Em Bogotá, colombianos se preparam para acompanhar jogo contra o Uruguai

 

Colombianos se preparam para assistir à partida entre Uruguai e Colômbia pelas oitavas de final (Repórter Leandra Felipe)

Colombianos se preparam para assistir à partida entre Uruguai e Colômbia pelas oitavas de final (Repórter Leandra Felipe)

Pela segunda vez na história de sua participação em copas do Mundo, a Colômbia chega as oitavas de final e enfrenta hoje (28) o Uruguai. A população do país se prepara para assistir aos jogos deste sábado e no começo da manhã já se concentrava em frente a bares, restaurantes e guardava lugares em parques para acompanhar a partida entre do Brasil com o Chile, e depois a partida da seleção colombiana com os uruguaios. Desde ontem (27) colombianos motivavam a seleção com mensagens nas redes sociais com a frase: “sim, vale sonhar”.

Os colombianos estão divididos sobre a torcida para o Brasil. Antes da Colômbia avançar para as oitavas de final, os colombianos torciam pelo futebol brasileiro, agora já começam a torcer contra a seleção brasileira. “O Brasil é pentacampeão e não queremos enfrentá-los se passarmos do Uruguai”, disse o administrador de empresas, Lucas Ignácio Muñoz.

Perguntado sobre o que fará se a Colômbia não conseguir passar pelo Uruguai e o Brasil vencer o Chile, Muñoz não teve dúvidas: “Aí, vamos torcer pelo Brasil”, respondeu. A expectativa é grande no país, esta é a quinta Copa do Mundo da Colômbia e somente em 1990 a seleção chegou às oitavas de final, mas foi derrotada por Camarões, na prorrogação.

Em Bogotá, os jogos de hoje serão transmitidos em bares, restaurantes, cinemas e em 16 espaços públicos (parques e praças) com telões de alta definição.

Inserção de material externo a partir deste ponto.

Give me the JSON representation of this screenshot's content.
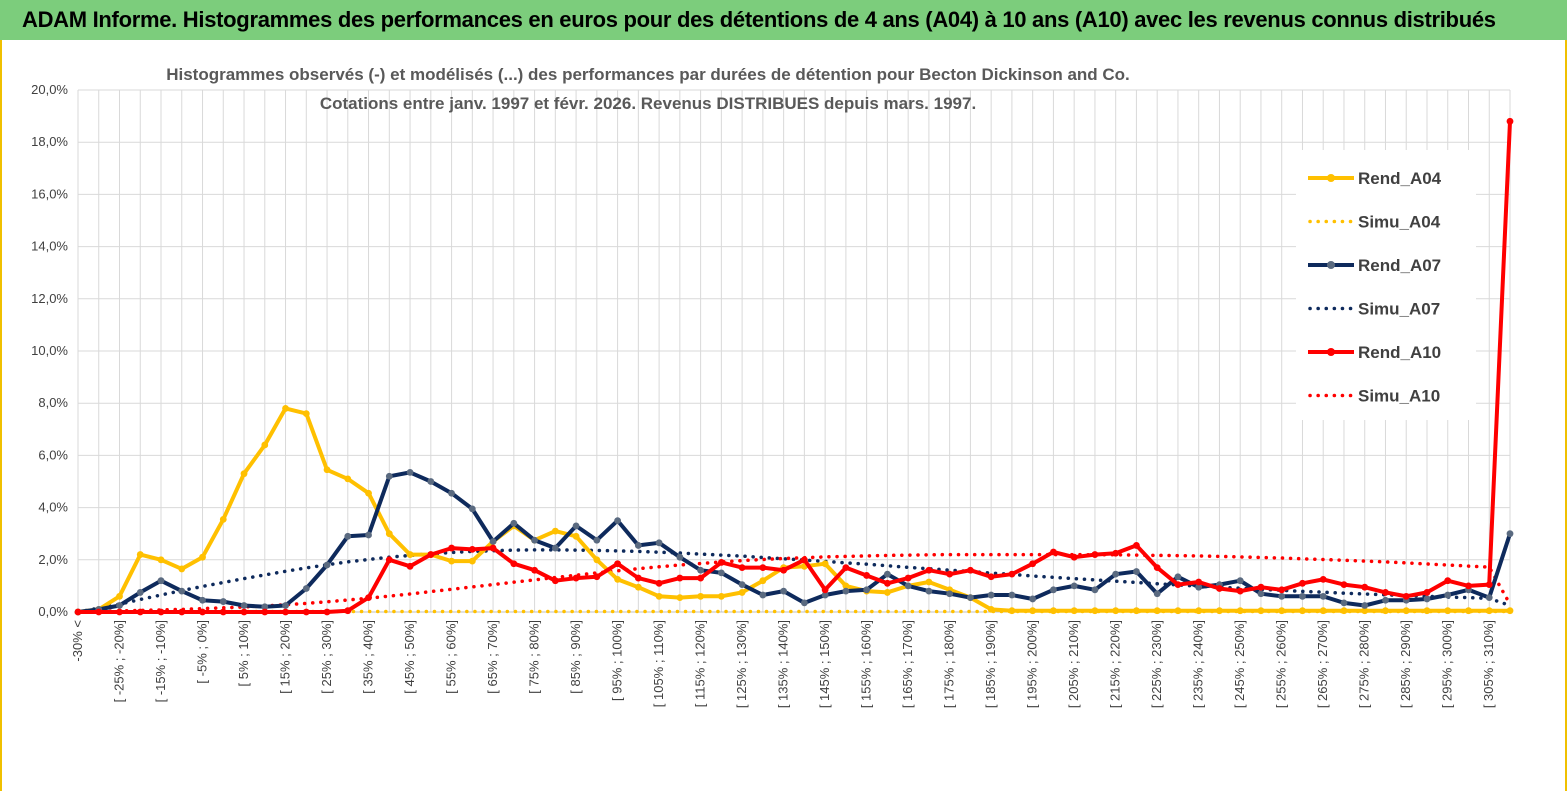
{
  "header": {
    "title": "ADAM Informe. Histogrammes des performances en euros pour des détentions de 4 ans (A04) à 10 ans (A10) avec les revenus connus distribués"
  },
  "colors": {
    "banner": "#7ccd7c",
    "A04": "#ffc000",
    "A07": "#0e2a5c",
    "A10": "#ff0000",
    "grid": "#d9d9d9"
  },
  "chart_data": {
    "type": "line",
    "title": [
      "Histogrammes observés (-)  et modélisés (...) des performances par durées de détention pour Becton Dickinson and Co.",
      "Cotations entre janv. 1997 et févr. 2026. Revenus DISTRIBUES depuis mars. 1997."
    ],
    "ylim": [
      0,
      20
    ],
    "yticks": [
      0,
      2,
      4,
      6,
      8,
      10,
      12,
      14,
      16,
      18,
      20
    ],
    "ytick_labels": [
      "0,0%",
      "2,0%",
      "4,0%",
      "6,0%",
      "8,0%",
      "10,0%",
      "12,0%",
      "14,0%",
      "16,0%",
      "18,0%",
      "20,0%"
    ],
    "categories": [
      "-30% <",
      "[ -30% ; -25%]",
      "[ -25% ; -20%]",
      "[ -20% ; -15%]",
      "[ -15% ; -10%]",
      "[ -10% ; -5%]",
      "[ -5% ; 0%]",
      "[ 0% ; 5%]",
      "[ 5% ; 10%]",
      "[ 10% ; 15%]",
      "[ 15% ; 20%]",
      "[ 20% ; 25%]",
      "[ 25% ; 30%]",
      "[ 30% ; 35%]",
      "[ 35% ; 40%]",
      "[ 40% ; 45%]",
      "[ 45% ; 50%]",
      "[ 50% ; 55%]",
      "[ 55% ; 60%]",
      "[ 60% ; 65%]",
      "[ 65% ; 70%]",
      "[ 70% ; 75%]",
      "[ 75% ; 80%]",
      "[ 80% ; 85%]",
      "[ 85% ; 90%]",
      "[ 90% ; 95%]",
      "[ 95% ; 100%]",
      "[ 100% ; 105%]",
      "[ 105% ; 110%]",
      "[ 110% ; 115%]",
      "[ 115% ; 120%]",
      "[ 120% ; 125%]",
      "[ 125% ; 130%]",
      "[ 130% ; 135%]",
      "[ 135% ; 140%]",
      "[ 140% ; 145%]",
      "[ 145% ; 150%]",
      "[ 150% ; 155%]",
      "[ 155% ; 160%]",
      "[ 160% ; 165%]",
      "[ 165% ; 170%]",
      "[ 170% ; 175%]",
      "[ 175% ; 180%]",
      "[ 180% ; 185%]",
      "[ 185% ; 190%]",
      "[ 190% ; 195%]",
      "[ 195% ; 200%]",
      "[ 200% ; 205%]",
      "[ 205% ; 210%]",
      "[ 210% ; 215%]",
      "[ 215% ; 220%]",
      "[ 220% ; 225%]",
      "[ 225% ; 230%]",
      "[ 230% ; 235%]",
      "[ 235% ; 240%]",
      "[ 240% ; 245%]",
      "[ 245% ; 250%]",
      "[ 250% ; 255%]",
      "[ 255% ; 260%]",
      "[ 260% ; 265%]",
      "[ 265% ; 270%]",
      "[ 270% ; 275%]",
      "[ 275% ; 280%]",
      "[ 280% ; 285%]",
      "[ 285% ; 290%]",
      "[ 290% ; 295%]",
      "[ 295% ; 300%]",
      "[ 300% ; 305%]",
      "[ 305% ; 310%]",
      "> 310%"
    ],
    "xtick_labels_visible": [
      "-30% <",
      "[ -25% ; -20%]",
      "[ -15% ; -10%]",
      "[ -5% ; 0%]",
      "[ 5% ; 10%]",
      "[ 15% ; 20%]",
      "[ 25% ; 30%]",
      "[ 35% ; 40%]",
      "[ 45% ; 50%]",
      "[ 55% ; 60%]",
      "[ 65% ; 70%]",
      "[ 75% ; 80%]",
      "[ 85% ; 90%]",
      "[ 95% ; 100%]",
      "[ 105% ; 110%]",
      "[ 115% ; 120%]",
      "[ 125% ; 130%]",
      "[ 135% ; 140%]",
      "[ 145% ; 150%]",
      "[ 155% ; 160%]",
      "[ 165% ; 170%]",
      "[ 175% ; 180%]",
      "[ 185% ; 190%]",
      "[ 195% ; 200%]",
      "[ 205% ; 210%]",
      "[ 215% ; 220%]",
      "[ 225% ; 230%]",
      "[ 235% ; 240%]",
      "[ 245% ; 250%]",
      "[ 255% ; 260%]",
      "[ 265% ; 270%]",
      "[ 275% ; 280%]",
      "[ 285% ; 290%]",
      "[ 295% ; 300%]",
      "[ 305% ; 310%]"
    ],
    "grid": true,
    "legend_position": "right",
    "series": [
      {
        "name": "Rend_A04",
        "style": "solid",
        "color": "#ffc000",
        "values": [
          0.0,
          0.1,
          0.6,
          2.2,
          2.0,
          1.65,
          2.1,
          3.55,
          5.3,
          6.4,
          7.8,
          7.6,
          5.45,
          5.1,
          4.55,
          3.0,
          2.2,
          2.2,
          1.95,
          1.95,
          2.7,
          3.3,
          2.75,
          3.1,
          2.9,
          2.0,
          1.25,
          0.95,
          0.6,
          0.55,
          0.6,
          0.6,
          0.75,
          1.2,
          1.7,
          1.75,
          1.85,
          1.0,
          0.8,
          0.75,
          1.0,
          1.15,
          0.85,
          0.55,
          0.1,
          0.05,
          0.05,
          0.05,
          0.05,
          0.05,
          0.05,
          0.05,
          0.05,
          0.05,
          0.05,
          0.05,
          0.05,
          0.05,
          0.05,
          0.05,
          0.05,
          0.05,
          0.05,
          0.05,
          0.05,
          0.05,
          0.05,
          0.05,
          0.05,
          0.05
        ]
      },
      {
        "name": "Simu_A04",
        "style": "dotted",
        "color": "#ffc000",
        "values": [
          0.02,
          0.02,
          0.02,
          0.02,
          0.02,
          0.02,
          0.02,
          0.02,
          0.02,
          0.02,
          0.02,
          0.02,
          0.02,
          0.02,
          0.02,
          0.02,
          0.02,
          0.02,
          0.02,
          0.02,
          0.02,
          0.02,
          0.02,
          0.02,
          0.02,
          0.02,
          0.02,
          0.02,
          0.02,
          0.02,
          0.02,
          0.02,
          0.02,
          0.02,
          0.02,
          0.02,
          0.02,
          0.02,
          0.02,
          0.02,
          0.02,
          0.02,
          0.02,
          0.02,
          0.02,
          0.02,
          0.02,
          0.02,
          0.02,
          0.02,
          0.02,
          0.02,
          0.02,
          0.02,
          0.02,
          0.02,
          0.02,
          0.02,
          0.02,
          0.02,
          0.02,
          0.02,
          0.02,
          0.02,
          0.02,
          0.02,
          0.02,
          0.02,
          0.02,
          0.02
        ]
      },
      {
        "name": "Rend_A07",
        "style": "solid",
        "color": "#0e2a5c",
        "values": [
          0.0,
          0.1,
          0.25,
          0.75,
          1.2,
          0.8,
          0.45,
          0.4,
          0.25,
          0.2,
          0.25,
          0.9,
          1.8,
          2.9,
          2.95,
          5.2,
          5.35,
          5.0,
          4.55,
          3.95,
          2.7,
          3.4,
          2.75,
          2.45,
          3.3,
          2.75,
          3.5,
          2.55,
          2.65,
          2.1,
          1.6,
          1.5,
          1.05,
          0.65,
          0.8,
          0.35,
          0.65,
          0.8,
          0.85,
          1.45,
          1.0,
          0.8,
          0.7,
          0.55,
          0.65,
          0.65,
          0.5,
          0.85,
          1.0,
          0.85,
          1.45,
          1.55,
          0.7,
          1.35,
          0.95,
          1.05,
          1.2,
          0.7,
          0.6,
          0.6,
          0.6,
          0.35,
          0.25,
          0.45,
          0.45,
          0.5,
          0.65,
          0.85,
          0.55,
          3.0
        ]
      },
      {
        "name": "Simu_A07",
        "style": "dotted",
        "color": "#0e2a5c",
        "values": [
          0.0,
          0.15,
          0.3,
          0.48,
          0.65,
          0.82,
          0.98,
          1.13,
          1.28,
          1.42,
          1.56,
          1.69,
          1.81,
          1.92,
          2.01,
          2.1,
          2.17,
          2.23,
          2.28,
          2.32,
          2.35,
          2.37,
          2.38,
          2.38,
          2.37,
          2.36,
          2.34,
          2.32,
          2.29,
          2.26,
          2.22,
          2.18,
          2.14,
          2.09,
          2.04,
          1.99,
          1.94,
          1.88,
          1.83,
          1.77,
          1.71,
          1.66,
          1.6,
          1.55,
          1.49,
          1.44,
          1.38,
          1.33,
          1.28,
          1.23,
          1.18,
          1.13,
          1.08,
          1.04,
          0.99,
          0.95,
          0.91,
          0.87,
          0.83,
          0.79,
          0.76,
          0.72,
          0.69,
          0.66,
          0.63,
          0.6,
          0.57,
          0.55,
          0.52,
          0.25
        ]
      },
      {
        "name": "Rend_A10",
        "style": "solid",
        "color": "#ff0000",
        "values": [
          0.0,
          0.0,
          0.0,
          0.0,
          0.0,
          0.0,
          0.0,
          0.0,
          0.0,
          0.0,
          0.0,
          0.0,
          0.0,
          0.05,
          0.55,
          2.0,
          1.75,
          2.2,
          2.45,
          2.4,
          2.45,
          1.85,
          1.6,
          1.2,
          1.3,
          1.35,
          1.85,
          1.3,
          1.1,
          1.3,
          1.3,
          1.9,
          1.7,
          1.7,
          1.6,
          2.0,
          0.85,
          1.7,
          1.4,
          1.1,
          1.3,
          1.6,
          1.45,
          1.6,
          1.35,
          1.45,
          1.85,
          2.3,
          2.1,
          2.2,
          2.25,
          2.55,
          1.7,
          1.05,
          1.15,
          0.9,
          0.8,
          0.95,
          0.85,
          1.1,
          1.25,
          1.05,
          0.95,
          0.75,
          0.6,
          0.75,
          1.2,
          1.0,
          1.05,
          18.8
        ]
      },
      {
        "name": "Simu_A10",
        "style": "dotted",
        "color": "#ff0000",
        "values": [
          0.0,
          0.02,
          0.04,
          0.06,
          0.08,
          0.1,
          0.13,
          0.16,
          0.19,
          0.23,
          0.28,
          0.33,
          0.39,
          0.46,
          0.53,
          0.61,
          0.69,
          0.78,
          0.87,
          0.96,
          1.05,
          1.14,
          1.23,
          1.32,
          1.41,
          1.5,
          1.58,
          1.66,
          1.73,
          1.8,
          1.86,
          1.92,
          1.97,
          2.01,
          2.05,
          2.08,
          2.11,
          2.13,
          2.15,
          2.17,
          2.18,
          2.19,
          2.2,
          2.2,
          2.2,
          2.2,
          2.2,
          2.2,
          2.2,
          2.19,
          2.19,
          2.18,
          2.17,
          2.16,
          2.15,
          2.13,
          2.11,
          2.09,
          2.07,
          2.04,
          2.01,
          1.98,
          1.95,
          1.92,
          1.88,
          1.84,
          1.8,
          1.76,
          1.72,
          0.3
        ]
      }
    ]
  }
}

Com a euforia no país e episódios de violência ocorridos na estreia da seleção no dia 14 de junho, as prefeituras de algumas cidades como Bogotá e Cali resolveram manter a Lei Seca hoje, por causa da partida, como fez nas últimas duas partidas. Desde as 6h da manhã (8h, no horário de Brasília), está proibida a venda de bebidas alcoólicas.

Mas a aplicação da medida não agradou aos donos de estabelecimentos comerciais que vendem bebidas alcoólicas na capital colombiana. A Associação de Bares e restaurantes de Bogotá (Assobares) afirmou ter perdido mais de 70 bilhões de pesos colombianos (U$ 37 milhões) por causa da restrição

Em entrevistas à imprensa local, o presidente da Assobares, Camilo Ospina, disse que a medida foi “exagerada” e defendeu que as nove mortes e mais de 100 feridos – provocadas pelas 3,2 mil brigas registradas após a partida de estreia contra a Grécia – ocorreram nas ruas da periferia da capital e entre gangues inimigas.

“Não houve casos de violência entre o público que frequenta bares e restaurantes, os confrontos poderiam ser evitados se houvesse mais policiamento nas ruas”, destacou.

Mesmo assim, a prefeitura de Bogotá argumenta que a restrição de venda de bebidas alcoólicas reduziu a quantidade de confrontos (as chamadas riñas).

Alguns colombianos aprovaram a adoção da lei seca. O professor universitário Juliano González disse à Agência Brasil que as pessoas têm dificuldade de controlar excessos quando comemoram vitórias da seleção. “Isso aqui é cultural. Mas assim, eu fico mais tranquilo para vir acompanhar os jogos no parque”, diz. Ele chegou cedo com a esposa e o filho de dois anos para fazer um piquenique e assistir no telão a partida da seleção brasileira e em seguida da seleção colombiana.

Para conter as brigas e tentar diminuir os excessos, também foi proibido o uso de farinha de trigo nas comemorações. Na Colômbia, é muito comum a celebração com espuma e farinha. “Tem gente que não gosta, mas quem não gosta deveria não ir para os lugares onde poderíamos brincar”, defende o motociclista Enrique Muñoz, 22 anos.